Last weekend, I made my very first loaf of real bread. Oh, sure, I'd made quick breads--banana, zucchini, etc.--but never anything requiring yeast. I decided to try the no-knead bread from the New York Times, which is perfect for the lazy. It requires only flour, salt, yeast, water, and about 20 hours rising time, in a room that was at least 70 degrees F. This presented the only obstacle: our 1927 farmhouse does not have central heat, is not well-insulated, and is rather drafty. We use the woodstve in the fireplace and lots of down comforters to stay warm. There are small space-heater-like units in the wall of each room, but none of these is capable of getting and keeping the room at a balmy 70--except for the one in the bathroom.

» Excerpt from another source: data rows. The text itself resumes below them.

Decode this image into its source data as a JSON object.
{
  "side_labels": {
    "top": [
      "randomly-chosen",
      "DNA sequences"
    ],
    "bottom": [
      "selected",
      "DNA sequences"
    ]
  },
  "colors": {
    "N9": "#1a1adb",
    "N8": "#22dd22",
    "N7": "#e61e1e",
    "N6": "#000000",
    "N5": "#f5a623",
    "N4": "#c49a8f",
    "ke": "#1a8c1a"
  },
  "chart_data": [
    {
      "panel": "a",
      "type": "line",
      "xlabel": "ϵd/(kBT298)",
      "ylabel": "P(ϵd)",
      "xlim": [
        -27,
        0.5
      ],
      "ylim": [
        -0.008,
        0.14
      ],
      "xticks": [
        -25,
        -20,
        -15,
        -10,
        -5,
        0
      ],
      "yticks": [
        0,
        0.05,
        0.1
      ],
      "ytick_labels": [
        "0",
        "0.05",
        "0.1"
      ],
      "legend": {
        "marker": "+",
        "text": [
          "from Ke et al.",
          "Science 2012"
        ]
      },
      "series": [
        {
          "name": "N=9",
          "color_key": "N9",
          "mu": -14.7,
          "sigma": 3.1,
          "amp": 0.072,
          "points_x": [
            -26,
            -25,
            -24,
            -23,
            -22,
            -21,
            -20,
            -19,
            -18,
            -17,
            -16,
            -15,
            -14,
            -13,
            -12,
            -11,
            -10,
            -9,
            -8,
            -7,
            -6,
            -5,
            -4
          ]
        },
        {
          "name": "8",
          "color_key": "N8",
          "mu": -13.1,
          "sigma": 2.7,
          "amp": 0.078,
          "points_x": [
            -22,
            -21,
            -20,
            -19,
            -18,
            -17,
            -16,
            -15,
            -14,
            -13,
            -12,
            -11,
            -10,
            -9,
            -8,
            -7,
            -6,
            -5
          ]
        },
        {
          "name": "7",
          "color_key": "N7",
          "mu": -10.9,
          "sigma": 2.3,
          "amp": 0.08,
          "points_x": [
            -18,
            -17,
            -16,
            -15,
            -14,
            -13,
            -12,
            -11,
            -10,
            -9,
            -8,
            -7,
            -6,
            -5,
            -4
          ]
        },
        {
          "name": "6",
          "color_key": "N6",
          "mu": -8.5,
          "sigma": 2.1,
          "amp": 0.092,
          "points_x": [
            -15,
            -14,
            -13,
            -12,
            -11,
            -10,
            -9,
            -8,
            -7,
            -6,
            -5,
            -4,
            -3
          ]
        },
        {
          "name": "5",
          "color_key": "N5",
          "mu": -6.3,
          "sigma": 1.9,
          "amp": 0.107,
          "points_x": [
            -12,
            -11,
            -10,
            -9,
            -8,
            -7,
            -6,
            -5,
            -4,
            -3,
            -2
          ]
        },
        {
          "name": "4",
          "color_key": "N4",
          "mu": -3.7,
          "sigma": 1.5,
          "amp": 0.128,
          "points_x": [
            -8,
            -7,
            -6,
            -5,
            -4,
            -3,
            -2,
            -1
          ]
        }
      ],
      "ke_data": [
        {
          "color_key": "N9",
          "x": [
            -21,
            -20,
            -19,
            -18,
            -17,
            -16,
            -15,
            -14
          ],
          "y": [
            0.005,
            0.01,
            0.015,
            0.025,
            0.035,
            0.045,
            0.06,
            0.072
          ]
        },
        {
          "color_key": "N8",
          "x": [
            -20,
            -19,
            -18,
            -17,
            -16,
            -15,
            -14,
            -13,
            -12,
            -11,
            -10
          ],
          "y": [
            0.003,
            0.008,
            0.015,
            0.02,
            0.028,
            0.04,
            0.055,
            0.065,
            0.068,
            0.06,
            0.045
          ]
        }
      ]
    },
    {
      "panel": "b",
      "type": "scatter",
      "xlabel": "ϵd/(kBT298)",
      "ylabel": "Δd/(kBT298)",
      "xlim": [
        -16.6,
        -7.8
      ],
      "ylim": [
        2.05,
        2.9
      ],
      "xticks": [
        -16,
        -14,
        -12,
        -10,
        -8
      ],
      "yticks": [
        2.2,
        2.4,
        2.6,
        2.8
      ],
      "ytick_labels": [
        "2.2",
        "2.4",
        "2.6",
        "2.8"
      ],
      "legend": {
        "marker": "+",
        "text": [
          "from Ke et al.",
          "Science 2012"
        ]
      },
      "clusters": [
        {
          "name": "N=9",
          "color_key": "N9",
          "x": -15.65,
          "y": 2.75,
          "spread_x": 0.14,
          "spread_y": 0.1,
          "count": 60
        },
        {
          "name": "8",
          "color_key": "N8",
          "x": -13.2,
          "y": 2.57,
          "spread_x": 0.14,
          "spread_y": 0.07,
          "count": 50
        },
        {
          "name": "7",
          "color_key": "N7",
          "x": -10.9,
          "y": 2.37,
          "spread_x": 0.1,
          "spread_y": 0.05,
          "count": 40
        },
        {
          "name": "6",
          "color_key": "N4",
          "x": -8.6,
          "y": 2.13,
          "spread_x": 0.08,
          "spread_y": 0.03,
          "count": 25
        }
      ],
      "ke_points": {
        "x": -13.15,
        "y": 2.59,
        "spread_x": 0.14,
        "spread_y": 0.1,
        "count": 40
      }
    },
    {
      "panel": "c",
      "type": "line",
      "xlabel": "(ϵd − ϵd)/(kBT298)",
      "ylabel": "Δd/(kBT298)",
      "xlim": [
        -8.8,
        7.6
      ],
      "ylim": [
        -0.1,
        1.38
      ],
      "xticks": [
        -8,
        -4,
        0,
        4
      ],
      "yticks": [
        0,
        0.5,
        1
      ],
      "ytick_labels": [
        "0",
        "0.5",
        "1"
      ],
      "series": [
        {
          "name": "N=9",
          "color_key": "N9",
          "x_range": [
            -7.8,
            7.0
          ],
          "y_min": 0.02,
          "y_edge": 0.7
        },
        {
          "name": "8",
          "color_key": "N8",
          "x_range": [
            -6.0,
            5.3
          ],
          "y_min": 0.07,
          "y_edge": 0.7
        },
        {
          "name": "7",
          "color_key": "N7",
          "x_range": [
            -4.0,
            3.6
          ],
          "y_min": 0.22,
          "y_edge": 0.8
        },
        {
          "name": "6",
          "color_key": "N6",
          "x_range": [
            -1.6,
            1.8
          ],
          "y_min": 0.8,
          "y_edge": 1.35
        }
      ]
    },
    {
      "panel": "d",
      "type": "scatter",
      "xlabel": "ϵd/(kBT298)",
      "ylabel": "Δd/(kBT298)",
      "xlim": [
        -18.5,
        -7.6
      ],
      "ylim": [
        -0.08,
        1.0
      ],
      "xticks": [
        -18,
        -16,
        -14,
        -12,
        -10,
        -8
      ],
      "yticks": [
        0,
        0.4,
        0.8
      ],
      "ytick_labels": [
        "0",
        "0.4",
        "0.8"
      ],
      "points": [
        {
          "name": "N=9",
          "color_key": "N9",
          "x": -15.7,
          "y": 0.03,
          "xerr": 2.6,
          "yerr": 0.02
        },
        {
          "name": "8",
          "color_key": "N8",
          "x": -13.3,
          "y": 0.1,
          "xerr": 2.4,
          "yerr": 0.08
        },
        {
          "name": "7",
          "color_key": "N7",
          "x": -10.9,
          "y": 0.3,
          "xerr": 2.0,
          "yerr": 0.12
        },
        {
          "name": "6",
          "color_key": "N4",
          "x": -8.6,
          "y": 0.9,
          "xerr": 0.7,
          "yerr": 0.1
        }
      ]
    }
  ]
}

|Cat and dough enjoying the warmth|
Yes, I know: food in the bathroom. Ewwww. But, I reasoned, it's in a bowl covered with plastic wrap, and I'll put it up on top of the hideous, laminate cabinet (bathroom was sadly "renovated" in the late 70s/early 80s--all 20s charm is gone, gone, gone). With the door firmly closed, it was possible to keep the windowless bathroom warm enough for the yeast to do its thing. My bread got a little more than 18 hours rising time, because I got confused calculating times and started the bread at 9 AM, which gave me a choice of getting up at 3 AM, or letting the bread rise for a few extra hours--you can guess which I chose. The extra time didn't hurt it at all, and it baked up beautifully in my cast iron Dutch oven. I was so proud and excited you'd think I'd discovered penicillin. The bread was enjoyed with soup, and the remnant used to make the "Pumpkin Stuffed with Everything Good" on Christmas Eve.
Tuesday, date of the Winter Solstice and lunar eclipse, was our first wedding anniversary. The rainy weather on the west coast made it impossible to see the eclipse, which was huge disappointment, and a family illness put a bit of a damper on anniversary festivities. We decided to wait and celebrate on the 22nd, when the loved one was out of danger. My dear husband bought me books because, as he noted (to my amazement), the traditional gift for a first anniversary is paper. I, jumping inadvertently ahead to the traditional fifth anniversary wood gift, got him a wooden cutting board made by the farmer from whom we buy our vegetable out of wood from a white oak on his farm. We had dinner at the wonderful Bistro Maison, a marvelous French restaurant. The rain stopped long enough for us to walk there and back--a great way to justify the calories consumed in the baked Alaska we had for dessert.
As I've noted previously, Christmas is not my favorite time of year and I try to ignore it as much as possible. My grinchy-ness was alleviated somewhat this year by a number of examples, some local, some far away, of generous and unselfish giving that offset the annoying orgy of consumerism I associate with the holiday. I made it through five hours(!) of Christmas music on Christmas Eve before I snapped and started throwing things. And on Xmas day, though I lost my ambition to make the full turkey/dressing/cranberry sauce dinner I'd planned, I did manage to roast a turkey breast and make a ginger-pear upside-down cake while recruiting my ever-indulgent husband to make the sauce, mashed potatoes and green beans with almonds.
We even had a minor Christmas miracle: two members of the household managed to catch fire Xmas day, and neither of them was the accident-prone moi! My husband was sitting on the hearth in front of the fire, watching a basketball game online, and I was in the kitchen peeling pears. Suddenly, I heard him shout "Fuck!" and I ran to see what was wrong. A couple of sparks from the crackling fire had landed on his fleece pullover which, being basically plastic, promptly began to melt onto his skin. I helpfully observed, "Oh, you're on fire," as he wrangled his way out of the smoldering, smelly mess.
Later, we were sitting at the table, candles lit, when our long-haired cat Baxter (pictured above) decided to saunter across the table to see if any stray turkey might come his way. Sadly, his magnificent fluffy tail brushed against a candle, causing a shower of sparks and the ever-so-appetizing smell of burnt hair. Kitty was luckily unharmed, although he kept looking at his tail and trying to figure out if it was the source of the extremely unpleasant odor. As my husband said, it's not a successful party until someone catches fire. And so another Christmas is survived--this time with the comfort and joy of a partner who is understanding of my neuroses about the season and who will turn off the music when I just can't bear another note.